What is Empty Nose Syndrome


Definition: Empty Nose Syndrome (ENS) is an iatrogenic condition of nasal dysfunction that is a complication of nasal surgery.

Symptoms: Common symptoms of empty nose syndrome are paradoxical nasal congestion, lack of airflow sensation, dryness, crusting, feeling of suffication, etc. Patients also often experience cognitive difficulties including inability to concentrate, fatigue, irritability, anxiety, and depression

Cause: In patents with ENS, the physiology of the nose has been damaged and is no longer able to function normally. This can include structural damage to the nasal cavity and sinuses as well as functional damage to nasal mucosa and nerves. ENS is poorly understood. This is primarily because the physiology of the nose is currently not well understood. Few objective tests are used/exist to test normal nasal function. Its likely that ENS isn't a single entity but an umbrella term for various types of damage resulting from nasal surgery.
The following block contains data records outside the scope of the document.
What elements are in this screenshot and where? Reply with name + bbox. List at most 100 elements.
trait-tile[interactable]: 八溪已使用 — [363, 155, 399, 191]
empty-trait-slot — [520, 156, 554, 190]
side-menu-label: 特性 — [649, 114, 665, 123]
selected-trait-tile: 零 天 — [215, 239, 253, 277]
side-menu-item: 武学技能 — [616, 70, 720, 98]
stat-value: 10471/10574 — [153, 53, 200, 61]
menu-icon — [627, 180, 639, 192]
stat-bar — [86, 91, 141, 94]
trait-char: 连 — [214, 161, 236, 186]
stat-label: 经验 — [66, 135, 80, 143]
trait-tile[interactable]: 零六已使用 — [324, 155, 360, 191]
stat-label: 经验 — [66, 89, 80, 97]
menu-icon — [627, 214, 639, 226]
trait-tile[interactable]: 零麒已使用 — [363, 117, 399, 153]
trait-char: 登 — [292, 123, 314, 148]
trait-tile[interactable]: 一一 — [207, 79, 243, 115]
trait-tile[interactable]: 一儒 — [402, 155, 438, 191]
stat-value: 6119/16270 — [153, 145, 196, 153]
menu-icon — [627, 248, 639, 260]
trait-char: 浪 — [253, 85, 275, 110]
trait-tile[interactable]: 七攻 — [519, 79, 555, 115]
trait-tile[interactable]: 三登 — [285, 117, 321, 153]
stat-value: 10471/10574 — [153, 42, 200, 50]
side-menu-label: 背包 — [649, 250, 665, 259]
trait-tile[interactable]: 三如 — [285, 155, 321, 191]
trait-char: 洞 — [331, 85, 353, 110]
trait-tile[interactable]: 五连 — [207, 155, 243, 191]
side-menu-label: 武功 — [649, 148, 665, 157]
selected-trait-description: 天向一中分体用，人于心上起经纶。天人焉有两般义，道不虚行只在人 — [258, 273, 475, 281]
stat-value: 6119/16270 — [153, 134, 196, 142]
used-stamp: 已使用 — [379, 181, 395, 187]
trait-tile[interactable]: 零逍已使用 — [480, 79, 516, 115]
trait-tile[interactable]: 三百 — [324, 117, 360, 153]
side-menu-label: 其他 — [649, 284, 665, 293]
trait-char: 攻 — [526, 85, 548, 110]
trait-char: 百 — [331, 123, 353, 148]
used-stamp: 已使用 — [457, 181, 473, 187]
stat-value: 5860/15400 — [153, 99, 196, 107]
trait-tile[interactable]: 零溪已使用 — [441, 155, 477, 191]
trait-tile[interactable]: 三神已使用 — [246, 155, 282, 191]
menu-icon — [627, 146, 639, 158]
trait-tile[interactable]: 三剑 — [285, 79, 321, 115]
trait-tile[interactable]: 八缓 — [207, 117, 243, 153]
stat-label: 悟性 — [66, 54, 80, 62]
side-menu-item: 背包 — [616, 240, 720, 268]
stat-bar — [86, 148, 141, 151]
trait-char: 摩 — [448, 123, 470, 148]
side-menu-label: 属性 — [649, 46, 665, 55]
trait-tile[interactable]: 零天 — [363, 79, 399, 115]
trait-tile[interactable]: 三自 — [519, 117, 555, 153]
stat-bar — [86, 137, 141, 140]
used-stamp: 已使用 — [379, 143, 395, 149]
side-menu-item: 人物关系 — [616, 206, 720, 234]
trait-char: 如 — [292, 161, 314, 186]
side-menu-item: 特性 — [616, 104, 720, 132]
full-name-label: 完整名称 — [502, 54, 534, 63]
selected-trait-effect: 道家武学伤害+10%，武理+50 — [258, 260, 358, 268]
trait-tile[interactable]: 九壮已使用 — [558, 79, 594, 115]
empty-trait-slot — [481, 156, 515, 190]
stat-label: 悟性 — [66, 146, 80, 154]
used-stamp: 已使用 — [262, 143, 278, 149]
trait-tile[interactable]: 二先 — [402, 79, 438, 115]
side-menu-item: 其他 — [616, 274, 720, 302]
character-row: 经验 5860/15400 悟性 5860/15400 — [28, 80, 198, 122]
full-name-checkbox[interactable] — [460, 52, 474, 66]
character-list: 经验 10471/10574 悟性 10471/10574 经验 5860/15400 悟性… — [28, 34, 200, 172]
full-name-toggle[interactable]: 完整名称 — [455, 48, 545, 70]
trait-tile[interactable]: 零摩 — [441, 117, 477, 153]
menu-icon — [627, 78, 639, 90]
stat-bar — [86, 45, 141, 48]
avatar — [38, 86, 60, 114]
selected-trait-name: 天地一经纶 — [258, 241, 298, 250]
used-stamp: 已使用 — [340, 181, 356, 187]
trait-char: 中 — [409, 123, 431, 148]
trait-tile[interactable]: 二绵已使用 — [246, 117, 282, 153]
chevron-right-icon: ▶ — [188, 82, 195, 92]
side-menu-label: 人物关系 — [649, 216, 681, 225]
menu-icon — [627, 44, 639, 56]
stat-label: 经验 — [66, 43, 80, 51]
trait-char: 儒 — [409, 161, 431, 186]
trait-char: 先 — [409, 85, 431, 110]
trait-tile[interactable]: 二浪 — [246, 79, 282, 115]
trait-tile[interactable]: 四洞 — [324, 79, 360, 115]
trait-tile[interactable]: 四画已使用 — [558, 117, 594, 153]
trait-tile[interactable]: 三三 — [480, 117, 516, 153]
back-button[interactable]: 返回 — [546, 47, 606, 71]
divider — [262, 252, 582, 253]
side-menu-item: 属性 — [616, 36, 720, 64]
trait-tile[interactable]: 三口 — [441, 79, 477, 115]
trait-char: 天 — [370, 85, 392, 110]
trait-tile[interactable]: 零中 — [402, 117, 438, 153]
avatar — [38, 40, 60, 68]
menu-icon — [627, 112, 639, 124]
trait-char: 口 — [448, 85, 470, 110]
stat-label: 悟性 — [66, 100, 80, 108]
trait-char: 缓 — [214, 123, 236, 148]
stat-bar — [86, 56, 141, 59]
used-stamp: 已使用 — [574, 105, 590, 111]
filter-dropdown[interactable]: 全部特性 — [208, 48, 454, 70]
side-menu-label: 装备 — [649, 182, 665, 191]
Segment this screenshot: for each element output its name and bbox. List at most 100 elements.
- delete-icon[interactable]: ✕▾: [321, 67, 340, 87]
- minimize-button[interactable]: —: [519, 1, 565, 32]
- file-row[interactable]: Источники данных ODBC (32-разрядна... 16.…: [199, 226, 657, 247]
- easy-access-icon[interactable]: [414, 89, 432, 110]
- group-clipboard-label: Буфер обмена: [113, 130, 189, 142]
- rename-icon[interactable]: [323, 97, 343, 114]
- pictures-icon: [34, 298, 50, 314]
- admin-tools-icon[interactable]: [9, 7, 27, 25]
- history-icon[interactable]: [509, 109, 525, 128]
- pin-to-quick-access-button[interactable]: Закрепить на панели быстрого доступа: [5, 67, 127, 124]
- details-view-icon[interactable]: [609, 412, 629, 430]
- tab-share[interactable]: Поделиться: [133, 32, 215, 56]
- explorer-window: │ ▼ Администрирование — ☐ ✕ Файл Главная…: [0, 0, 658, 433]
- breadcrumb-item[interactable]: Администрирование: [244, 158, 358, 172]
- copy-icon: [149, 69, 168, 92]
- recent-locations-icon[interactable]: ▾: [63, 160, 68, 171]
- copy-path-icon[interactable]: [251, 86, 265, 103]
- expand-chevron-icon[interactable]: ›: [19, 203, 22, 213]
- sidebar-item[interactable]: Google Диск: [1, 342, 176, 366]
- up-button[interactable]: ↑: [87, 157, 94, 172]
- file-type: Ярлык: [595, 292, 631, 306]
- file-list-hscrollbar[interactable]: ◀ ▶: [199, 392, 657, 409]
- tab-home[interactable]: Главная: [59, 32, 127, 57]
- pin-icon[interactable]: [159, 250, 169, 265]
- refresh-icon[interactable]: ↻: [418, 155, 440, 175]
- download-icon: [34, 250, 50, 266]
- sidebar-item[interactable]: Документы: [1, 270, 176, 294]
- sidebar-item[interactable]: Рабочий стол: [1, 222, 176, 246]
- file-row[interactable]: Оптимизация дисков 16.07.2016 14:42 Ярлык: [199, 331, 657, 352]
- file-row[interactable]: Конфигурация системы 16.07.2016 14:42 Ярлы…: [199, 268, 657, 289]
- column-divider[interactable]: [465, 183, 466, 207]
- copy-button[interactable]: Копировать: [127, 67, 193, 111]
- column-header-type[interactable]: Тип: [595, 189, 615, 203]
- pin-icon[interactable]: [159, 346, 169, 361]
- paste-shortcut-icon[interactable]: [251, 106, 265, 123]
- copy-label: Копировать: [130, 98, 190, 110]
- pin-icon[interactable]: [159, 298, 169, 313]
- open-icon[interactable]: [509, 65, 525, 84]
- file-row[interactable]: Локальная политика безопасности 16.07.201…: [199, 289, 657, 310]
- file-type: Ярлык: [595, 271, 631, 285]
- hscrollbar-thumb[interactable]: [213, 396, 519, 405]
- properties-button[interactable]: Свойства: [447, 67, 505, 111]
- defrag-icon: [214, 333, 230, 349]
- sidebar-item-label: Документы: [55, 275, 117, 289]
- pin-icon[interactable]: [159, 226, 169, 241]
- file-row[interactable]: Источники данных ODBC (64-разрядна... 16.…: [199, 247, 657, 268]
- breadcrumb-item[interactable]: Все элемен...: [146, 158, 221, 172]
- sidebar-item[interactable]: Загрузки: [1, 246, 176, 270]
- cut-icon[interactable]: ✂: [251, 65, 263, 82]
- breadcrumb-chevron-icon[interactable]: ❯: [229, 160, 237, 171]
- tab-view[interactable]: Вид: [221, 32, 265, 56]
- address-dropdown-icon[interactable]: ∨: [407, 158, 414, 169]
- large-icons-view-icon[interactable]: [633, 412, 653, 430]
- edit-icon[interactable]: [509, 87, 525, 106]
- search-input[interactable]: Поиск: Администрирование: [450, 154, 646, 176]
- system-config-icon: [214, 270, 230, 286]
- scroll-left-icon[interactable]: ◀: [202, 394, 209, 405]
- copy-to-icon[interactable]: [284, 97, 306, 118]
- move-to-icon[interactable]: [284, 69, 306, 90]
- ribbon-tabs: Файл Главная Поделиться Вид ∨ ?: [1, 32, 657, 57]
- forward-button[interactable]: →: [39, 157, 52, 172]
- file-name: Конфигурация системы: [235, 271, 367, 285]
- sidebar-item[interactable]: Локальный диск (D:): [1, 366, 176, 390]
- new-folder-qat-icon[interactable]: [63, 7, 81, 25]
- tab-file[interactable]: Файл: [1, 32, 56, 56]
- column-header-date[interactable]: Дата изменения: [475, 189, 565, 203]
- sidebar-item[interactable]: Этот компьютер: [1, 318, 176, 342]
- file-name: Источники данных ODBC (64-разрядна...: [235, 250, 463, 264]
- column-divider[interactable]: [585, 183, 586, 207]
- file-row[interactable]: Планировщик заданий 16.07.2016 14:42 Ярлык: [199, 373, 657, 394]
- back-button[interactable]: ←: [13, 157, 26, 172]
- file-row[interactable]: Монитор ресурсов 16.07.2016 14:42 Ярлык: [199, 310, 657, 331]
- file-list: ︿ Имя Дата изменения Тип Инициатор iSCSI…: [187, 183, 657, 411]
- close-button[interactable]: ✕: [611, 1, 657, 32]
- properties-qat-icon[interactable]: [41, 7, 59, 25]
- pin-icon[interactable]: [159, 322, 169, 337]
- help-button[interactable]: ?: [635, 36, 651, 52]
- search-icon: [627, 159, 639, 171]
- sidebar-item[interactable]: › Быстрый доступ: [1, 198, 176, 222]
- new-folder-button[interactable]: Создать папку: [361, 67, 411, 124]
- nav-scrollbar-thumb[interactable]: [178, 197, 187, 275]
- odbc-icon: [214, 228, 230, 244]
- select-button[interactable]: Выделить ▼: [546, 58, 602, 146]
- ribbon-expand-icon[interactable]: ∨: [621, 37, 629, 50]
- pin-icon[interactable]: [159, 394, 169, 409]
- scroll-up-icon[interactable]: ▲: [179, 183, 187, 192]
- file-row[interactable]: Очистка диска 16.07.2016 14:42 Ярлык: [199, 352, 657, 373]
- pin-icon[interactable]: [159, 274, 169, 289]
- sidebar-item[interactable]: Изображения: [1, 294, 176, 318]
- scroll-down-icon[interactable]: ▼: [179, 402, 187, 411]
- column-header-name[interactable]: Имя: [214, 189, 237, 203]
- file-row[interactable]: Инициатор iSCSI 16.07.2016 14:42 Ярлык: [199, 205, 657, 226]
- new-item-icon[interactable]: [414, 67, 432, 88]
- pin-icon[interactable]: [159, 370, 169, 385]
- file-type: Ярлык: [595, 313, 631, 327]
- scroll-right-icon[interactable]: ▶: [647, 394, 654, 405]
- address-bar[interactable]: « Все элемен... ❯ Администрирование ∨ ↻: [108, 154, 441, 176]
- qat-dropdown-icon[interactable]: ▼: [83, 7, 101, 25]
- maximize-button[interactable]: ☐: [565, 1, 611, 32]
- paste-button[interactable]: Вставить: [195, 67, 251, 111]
Treatment: Current treatments include implants to improve structure deficits and regernative medicine techniques to improve musical function. Currently there is no cure for ENS.

History: Empty nose syndrome was originally named in 1994 by Dr. Eugene Kern at the Mayo Clinic. It got this name because it was first observed in patients noses with ENS looked 'empty' having had their terminates greatly reduced or removed completely. More recently it has become clear that patients without empty looking noses can also have ENS thus making the naming unfortunate. A better name might have been Iatrogenic Nasal Dysfunction (IND).